Questo è un argomento che tocca corde profonde che la sofferenza, la delusione o perfino gli abusi, molte persone continuano a restare.
Non è debolezza né stupidità, è il risultato di una rete intricata di bisogni emotivi, paure, convinzioni interiorizzate e meccanismi psicologici spesso inconsci.
Molte persone temono di restare sole più di quanto temano il dolore della relazione. La solitudine, in una società che ci spinge a identificarci attraverso la coppia, può sembrare un fallimento. Questo timore diventa ancora più potente se si ha di se stessi una bassa autostima si finisce per pensare di non meritare di meglio o che nessun altro potrà amarci.
L’attaccamento alla relazione si nutre anche della speranza. La memoria selettiva porta a ricordare i momenti belli, le promesse, i gesti affettuosi. Si resta aggrappati all’idea che quella persona tutto sommato sia buona, che stia attraversando un momento difficile, che cambierà. Questa speranza può diventare una trappola, prolungando l’attesa oltre ogni limite razionale.
Esiste una vera e propria forma di dipendenza affettiva, paragonabile a quella da una sostanza. Le dinamiche relazionali tossiche, fatte di alti e bassi emotivi, creano un legame simile a un “gioco d’azzardo affettivo” si soffre molto, ma ogni tanto arriva una dose d’amore che dà sollievo e fa dimenticare la sofferenza. Questo meccanismo rinforza il legame, anche quando è distruttivo.
Molte persone, soprattutto se cresciute in ambienti familiari problematici, sviluppano modelli di attaccamento insicuri. Questo significa che, da adulti, tendono a confondere l’amore con l’ansia, l’incertezza con la passione, la sofferenza con il coinvolgimento. È come se la mente cercasse inconsciamente di arginare ferite antiche, riproducendo le stesse dinamiche con l’illusione di riscrivere il finale.

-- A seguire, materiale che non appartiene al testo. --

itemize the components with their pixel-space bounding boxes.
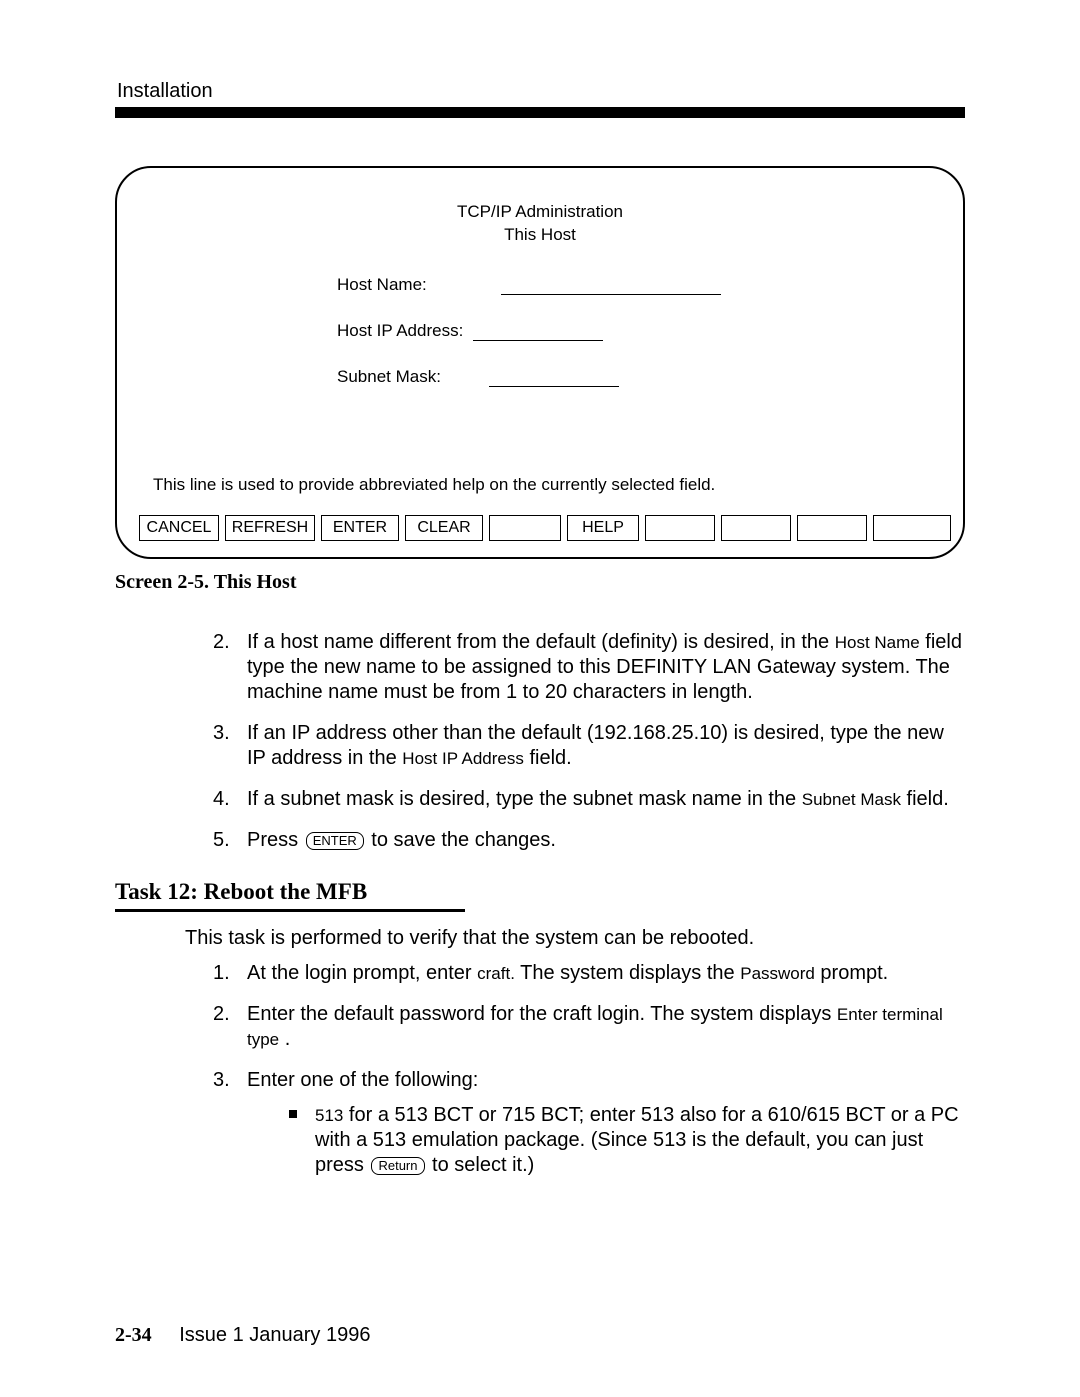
field-block: Host Name: Host IP Address: Subnet Mask: bbox=[337, 275, 941, 387]
page-number: 2-34 bbox=[115, 1324, 152, 1346]
header-rule bbox=[115, 107, 965, 118]
blank-button[interactable] bbox=[873, 515, 951, 541]
step-2: 2. If a host name different from the def… bbox=[213, 630, 965, 705]
enter-button[interactable]: ENTER bbox=[321, 515, 399, 541]
step-4: 4. If a subnet mask is desired, type the… bbox=[213, 787, 965, 812]
subnet-input[interactable] bbox=[489, 370, 619, 387]
function-key-row: CANCEL REFRESH ENTER CLEAR HELP bbox=[139, 515, 941, 541]
body-area-2: 1. At the login prompt, enter craft. The… bbox=[213, 961, 965, 1178]
step-list-b: 1. At the login prompt, enter craft. The… bbox=[213, 961, 965, 1178]
task-step-3: 3. Enter one of the following: 513 for a… bbox=[213, 1068, 965, 1178]
help-line: This line is used to provide abbreviated… bbox=[153, 475, 715, 495]
screen-title: TCP/IP Administration bbox=[139, 202, 941, 222]
task-step-2: 2. Enter the default password for the cr… bbox=[213, 1002, 965, 1052]
document-page: Installation TCP/IP Administration This … bbox=[0, 0, 1080, 1397]
blank-button[interactable] bbox=[645, 515, 715, 541]
blank-button[interactable] bbox=[489, 515, 561, 541]
cancel-button[interactable]: CANCEL bbox=[139, 515, 219, 541]
host-ip-label: Host IP Address: bbox=[337, 321, 473, 341]
step-5: 5. Press ENTER to save the changes. bbox=[213, 828, 965, 853]
terminal-type-list: 513 for a 513 BCT or 715 BCT; enter 513 … bbox=[289, 1103, 965, 1178]
running-header: Installation bbox=[117, 80, 965, 103]
blank-button[interactable] bbox=[797, 515, 867, 541]
step-list-a: 2. If a host name different from the def… bbox=[213, 630, 965, 853]
page-footer: 2-34 Issue 1 January 1996 bbox=[115, 1324, 370, 1347]
subnet-row: Subnet Mask: bbox=[337, 367, 941, 387]
body-area: 2. If a host name different from the def… bbox=[213, 630, 965, 853]
subnet-label: Subnet Mask: bbox=[337, 367, 473, 387]
host-name-input[interactable] bbox=[501, 278, 721, 295]
issue-date: Issue 1 January 1996 bbox=[179, 1324, 370, 1346]
terminal-screen: TCP/IP Administration This Host Host Nam… bbox=[115, 166, 965, 559]
step-3: 3. If an IP address other than the defau… bbox=[213, 721, 965, 771]
host-name-label: Host Name: bbox=[337, 275, 473, 295]
terminal-type-513: 513 for a 513 BCT or 715 BCT; enter 513 … bbox=[289, 1103, 965, 1178]
blank-button[interactable] bbox=[721, 515, 791, 541]
host-ip-input[interactable] bbox=[473, 324, 603, 341]
host-name-row: Host Name: bbox=[337, 275, 941, 295]
task-intro: This task is performed to verify that th… bbox=[185, 926, 965, 951]
refresh-button[interactable]: REFRESH bbox=[225, 515, 315, 541]
clear-button[interactable]: CLEAR bbox=[405, 515, 483, 541]
screen-caption: Screen 2-5. This Host bbox=[115, 571, 965, 594]
enter-keycap: ENTER bbox=[306, 832, 364, 850]
host-ip-row: Host IP Address: bbox=[337, 321, 941, 341]
task-step-1: 1. At the login prompt, enter craft. The… bbox=[213, 961, 965, 986]
return-keycap: Return bbox=[371, 1157, 424, 1175]
task-rule bbox=[115, 909, 465, 912]
task-heading: Task 12: Reboot the MFB bbox=[115, 879, 965, 905]
help-button[interactable]: HELP bbox=[567, 515, 639, 541]
screen-subtitle: This Host bbox=[139, 225, 941, 245]
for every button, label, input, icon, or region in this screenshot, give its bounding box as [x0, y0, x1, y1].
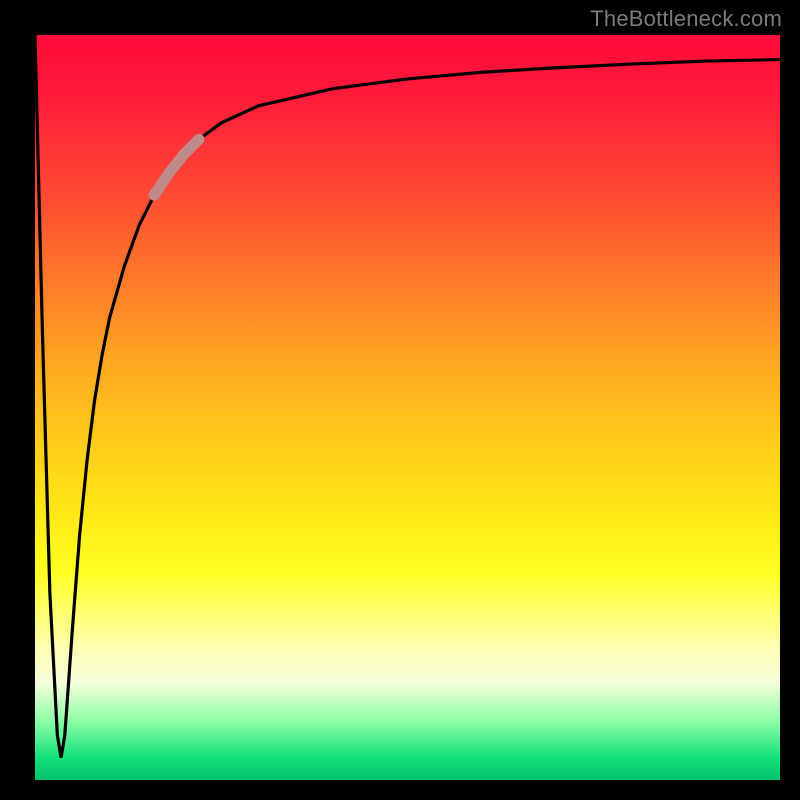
attribution-text: TheBottleneck.com: [590, 6, 782, 32]
chart-frame: TheBottleneck.com: [0, 0, 800, 800]
bottleneck-curve: [35, 35, 780, 780]
curve-path: [35, 35, 780, 758]
curve-highlight: [154, 139, 199, 195]
plot-area: [35, 35, 780, 780]
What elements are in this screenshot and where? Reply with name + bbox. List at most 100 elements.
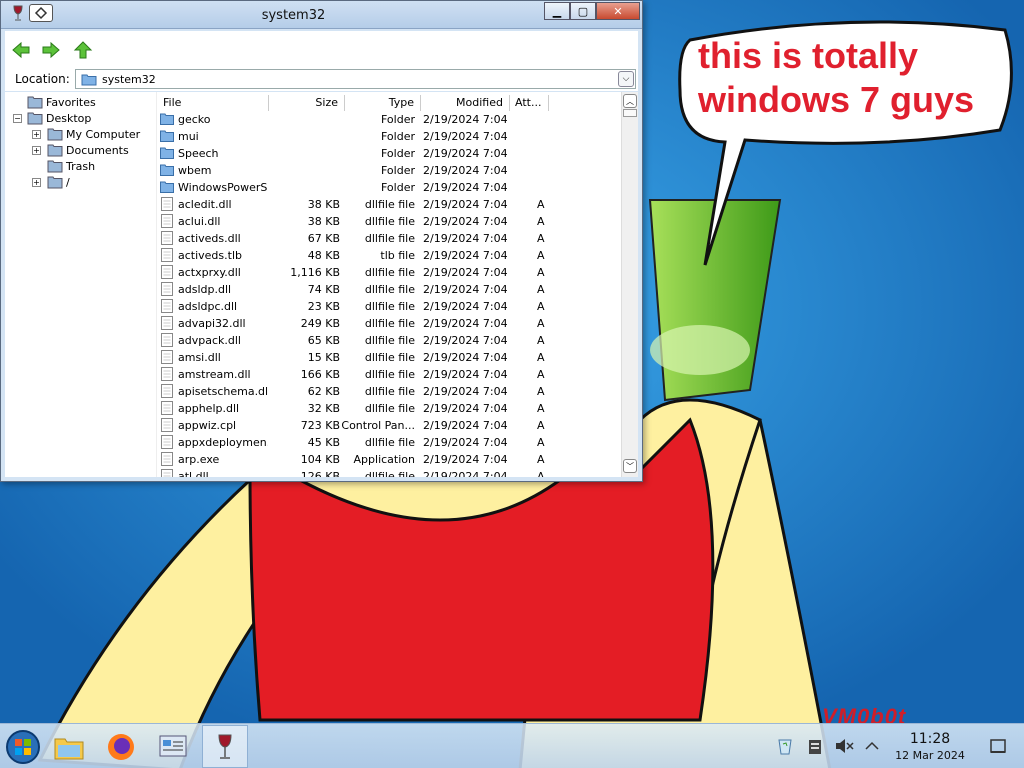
file-attr: A [537, 283, 545, 296]
file-name: actxprxy.dll [178, 266, 241, 279]
file-type: dllfile file [364, 317, 415, 330]
forward-arrow-icon[interactable] [41, 41, 61, 59]
file-size: 45 KB [307, 436, 340, 449]
file-row[interactable]: gecko Folder 2/19/2024 7:04... [157, 111, 621, 128]
show-desktop-icon[interactable] [988, 737, 1008, 755]
file-row[interactable]: apisetschema.dll 62 KB dllfile file 2/19/20… [157, 383, 621, 400]
file-row[interactable]: advpack.dll 65 KB dllfile file 2/19/2024 7:… [157, 332, 621, 349]
file-row[interactable]: amstream.dll 166 KB dllfile file 2/19/2024 … [157, 366, 621, 383]
favorites-folder-icon [27, 96, 43, 109]
file-row[interactable]: acledit.dll 38 KB dllfile file 2/19/2024 7:… [157, 196, 621, 213]
file-name: acledit.dll [178, 198, 232, 211]
speaker-muted-icon[interactable] [834, 737, 854, 755]
scroll-down-button[interactable]: ﹀ [623, 459, 637, 473]
column-header-3[interactable]: Modified [422, 95, 510, 111]
document-icon [161, 282, 173, 296]
file-row[interactable]: wbem Folder 2/19/2024 7:04... [157, 162, 621, 179]
taskbar-file-manager[interactable] [46, 725, 92, 768]
file-attr: A [537, 317, 545, 330]
document-icon [161, 214, 173, 228]
clock-date[interactable]: 12 Mar 2024 [888, 749, 972, 762]
file-modified: 2/19/2024 7:04... [423, 113, 507, 126]
file-name: amsi.dll [178, 351, 221, 364]
column-header-2[interactable]: Type [346, 95, 421, 111]
file-row[interactable]: aclui.dll 38 KB dllfile file 2/19/2024 7:04… [157, 213, 621, 230]
file-row[interactable]: actxprxy.dll 1,116 KB dllfile file 2/19/202… [157, 264, 621, 281]
file-row[interactable]: activeds.tlb 48 KB tlb file 2/19/2024 7:04.… [157, 247, 621, 264]
file-type: dllfile file [364, 368, 415, 381]
file-modified: 2/19/2024 7:04... [423, 147, 507, 160]
file-row[interactable]: WindowsPowerS... Folder 2/19/2024 7:04... [157, 179, 621, 196]
folder-icon [81, 74, 97, 86]
file-name: gecko [178, 113, 211, 126]
file-row[interactable]: appwiz.cpl 723 KB Control Pan... 2/19/2024 … [157, 417, 621, 434]
column-header-1[interactable]: Size [270, 95, 345, 111]
file-row[interactable]: mui Folder 2/19/2024 7:04... [157, 128, 621, 145]
file-type: dllfile file [364, 436, 415, 449]
file-size: 166 KB [300, 368, 340, 381]
file-size: 249 KB [300, 317, 340, 330]
minimize-button[interactable]: ▁ [544, 2, 570, 20]
file-modified: 2/19/2024 7:04... [423, 198, 507, 211]
file-row[interactable]: adsldpc.dll 23 KB dllfile file 2/19/2024 7:… [157, 298, 621, 315]
file-row[interactable]: Speech Folder 2/19/2024 7:04... [157, 145, 621, 162]
file-row[interactable]: advapi32.dll 249 KB dllfile file 2/19/2024 … [157, 315, 621, 332]
folder-icon [160, 181, 174, 193]
recycle-bin-icon[interactable] [775, 737, 795, 755]
file-row[interactable]: adsldp.dll 74 KB dllfile file 2/19/2024 7:0… [157, 281, 621, 298]
file-row[interactable]: apphelp.dll 32 KB dllfile file 2/19/2024 7:… [157, 400, 621, 417]
file-modified: 2/19/2024 7:04... [423, 402, 507, 415]
maximize-button[interactable]: ▢ [570, 2, 596, 20]
tree-item[interactable]: Desktop [27, 110, 91, 126]
file-name: appxdeploymen... [178, 436, 268, 449]
chevron-up-icon[interactable] [862, 737, 882, 755]
file-size: 1,116 KB [290, 266, 340, 279]
file-modified: 2/19/2024 7:04... [423, 317, 507, 330]
file-row[interactable]: atl.dll 126 KB dllfile file 2/19/2024 7:04.… [157, 468, 621, 477]
taskbar-control-panel[interactable] [150, 725, 196, 768]
taskbar-firefox[interactable] [98, 725, 144, 768]
file-manager-icon [54, 738, 84, 759]
scrollbar-thumb[interactable] [623, 109, 637, 117]
column-header-4[interactable]: Att... [511, 95, 549, 111]
file-row[interactable]: arp.exe 104 KB Application 2/19/2024 7:04..… [157, 451, 621, 468]
file-row[interactable]: activeds.dll 67 KB dllfile file 2/19/2024 7… [157, 230, 621, 247]
file-type: dllfile file [364, 283, 415, 296]
file-type: Folder [381, 147, 415, 160]
tree-item[interactable]: / [47, 174, 70, 190]
tree-expander[interactable]: + [32, 178, 41, 187]
file-row[interactable]: appxdeploymen... 45 KB dllfile file 2/19/20… [157, 434, 621, 451]
tree-expander[interactable]: − [13, 114, 22, 123]
file-row[interactable]: amsi.dll 15 KB dllfile file 2/19/2024 7:04.… [157, 349, 621, 366]
tree-item[interactable]: Documents [47, 142, 129, 158]
close-button[interactable]: ✕ [596, 2, 640, 20]
location-input[interactable]: system32 ⌵ [75, 69, 636, 89]
tree-item[interactable]: Favorites [27, 94, 96, 110]
clock-time[interactable]: 11:28 [900, 731, 960, 747]
start-button[interactable] [0, 725, 46, 768]
speech-bubble-text: this is totally windows 7 guys [698, 34, 998, 122]
tree-item[interactable]: Trash [47, 158, 95, 174]
file-name: apphelp.dll [178, 402, 240, 415]
location-dropdown-button[interactable]: ⌵ [618, 71, 634, 87]
file-size: 65 KB [307, 334, 340, 347]
title-bar[interactable]: system32 ▁ ▢ ✕ [1, 1, 642, 29]
file-modified: 2/19/2024 7:04... [423, 266, 507, 279]
file-type: dllfile file [364, 351, 415, 364]
desktop-icon [27, 112, 43, 125]
vertical-scrollbar[interactable]: ︿ ﹀ [621, 92, 638, 477]
file-name: appwiz.cpl [178, 419, 237, 432]
tree-item[interactable]: My Computer [47, 126, 140, 142]
back-arrow-icon[interactable] [11, 41, 31, 59]
document-icon [161, 401, 173, 415]
tree-expander[interactable]: + [32, 130, 41, 139]
file-size: 15 KB [307, 351, 340, 364]
taskbar-wine-app[interactable] [202, 725, 248, 768]
column-header-0[interactable]: File [159, 95, 269, 111]
file-modified: 2/19/2024 7:04... [423, 232, 507, 245]
scroll-up-button[interactable]: ︿ [623, 94, 637, 108]
tree-expander[interactable]: + [32, 146, 41, 155]
file-attr: A [537, 266, 545, 279]
clipboard-icon[interactable] [805, 737, 825, 755]
up-arrow-icon[interactable] [73, 41, 93, 59]
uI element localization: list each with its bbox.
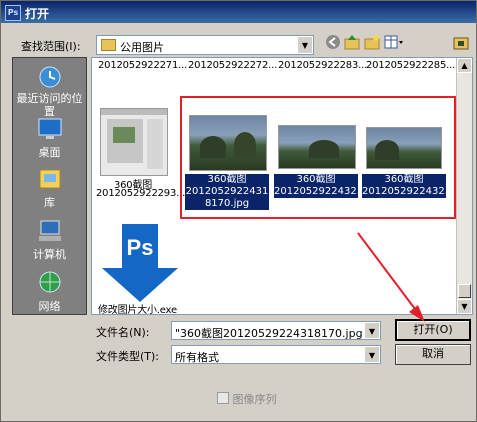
lookin-value: 公用图片 [120,41,164,54]
filetype-combo[interactable]: 所有格式 ▼ [171,345,381,364]
file-thumbnail [189,115,267,171]
desktop-icon [36,116,64,142]
vertical-scrollbar[interactable]: ▲ ▼ [456,58,472,314]
photoshop-app-icon: Ps [5,5,21,21]
file-caption-line1: 360截图 [207,174,247,185]
place-label: 库 [44,196,55,209]
place-desktop[interactable]: 桌面 [13,116,86,160]
lookin-label: 查找范围(I): [21,40,81,53]
scroll-up-arrow[interactable]: ▲ [457,58,472,73]
file-name[interactable]: 2012052922272... [188,60,277,71]
file-caption-line2: 2012052922432... [362,186,455,197]
selected-caption: 360截图 2012052922432... [362,174,455,198]
place-libraries[interactable]: 库 [13,166,86,210]
file-name: 修改图片大小.exe [98,305,177,315]
network-icon [36,270,64,296]
lookin-combo[interactable]: 公用图片 ▼ [96,35,314,55]
title-bar: Ps 打开 [1,1,476,23]
libraries-icon [36,166,64,192]
place-label: 桌面 [38,146,61,159]
back-icon[interactable] [323,33,343,53]
image-sequence-label: 图像序列 [232,393,277,406]
file-name[interactable]: 2012052922285... [366,60,455,71]
filename-label: 文件名(N): [96,326,150,339]
file-thumbnail [278,125,356,169]
file-name[interactable]: 2012052922271... [98,60,187,71]
file-caption-line2: 2012052922293... [96,188,186,199]
place-computer[interactable]: 计算机 [13,218,86,262]
file-list-view[interactable]: 2012052922271... 2012052922272... 201205… [91,57,473,315]
selected-caption: 360截图 20120529224318170.jpg [185,174,269,210]
file-thumbnail [366,127,442,169]
file-caption-line2: 2012052922432... [274,186,367,197]
filetype-label: 文件类型(T): [96,350,160,363]
recent-places-icon [36,64,64,90]
up-folder-icon[interactable] [342,33,362,53]
place-label: 网络 [38,300,61,313]
image-sequence-option[interactable]: 图像序列 [217,391,277,407]
new-folder-icon[interactable] [362,33,382,53]
folder-icon [101,39,116,51]
place-recent[interactable]: 最近访问的位置 [13,64,86,118]
scroll-thumb[interactable] [458,284,471,298]
svg-text:Ps: Ps [127,235,154,260]
chevron-down-icon[interactable]: ▼ [364,323,379,338]
file-name[interactable]: 2012052922283... [278,60,367,71]
image-sequence-checkbox[interactable] [217,392,229,404]
file-caption-line1: 360截图 [384,174,424,185]
selected-caption: 360截图 2012052922432... [274,174,367,198]
file-caption-line1: 360截图 [296,174,336,185]
file-caption-line2: 20120529224318170.jpg [185,186,269,209]
place-label: 计算机 [33,248,66,261]
filename-value[interactable]: "360截图20120529224318170.jpg" "360截 [175,325,363,341]
chevron-down-icon[interactable]: ▼ [297,37,312,53]
chevron-down-icon[interactable]: ▼ [364,347,379,362]
open-button[interactable]: 打开(O) [395,319,471,341]
filetype-value: 所有格式 [175,351,219,364]
extra-folder-icon[interactable] [451,33,471,53]
places-bar: 最近访问的位置 桌面 库 计算机 网络 [12,57,87,315]
file-thumbnail [100,108,168,176]
photoshop-exe-icon: Ps [100,224,180,302]
scroll-down-arrow[interactable]: ▼ [457,299,472,314]
place-label: 最近访问的位置 [16,92,83,118]
computer-icon [36,218,64,244]
cancel-button[interactable]: 取消 [395,344,471,365]
filename-combo[interactable]: "360截图20120529224318170.jpg" "360截 ▼ [171,321,381,340]
open-dialog: Ps 打开 查找范围(I): 公用图片 ▼ 最近访问的位置 桌面 库 计算机 网… [0,0,477,422]
window-title: 打开 [25,7,50,21]
views-menu-icon[interactable] [382,33,406,53]
place-network[interactable]: 网络 [13,270,86,314]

Spesso ci si sente in colpa all’idea di lasciare l’altro, specialmente se si ha una personalità empatica o se si è stati manipolati emotivamente. Frasi come “senza di te non ce la faccio”, “sei tutto ciò che ho” possono diventare catene invisibili.
In molte culture, uscire da una relazione è visto come un fallimento, soprattutto per le donne. Le pressioni esterne, le opinioni della famiglia o della comunità possono pesare più della sofferenza personale.
Restare in una relazione che fa male non è mai una scelta del tutto consapevole. È il risultato di un insieme di ferite, paure e bisogni che si intrecciano e ci tengono legati. Uscirne richiede un percorso di consapevolezza, di ricostruzione dell’autostima, e spesso anche un aiuto professionale.
Amare se stessi, in questi casi, è un atto di coraggio. Non egoismo, ma sopravvivenza emotiva. Ed è solo liberandosi da ciò che ci fa male che possiamo aprirci alla possibilità di un amore sano, reciproco, rispettoso.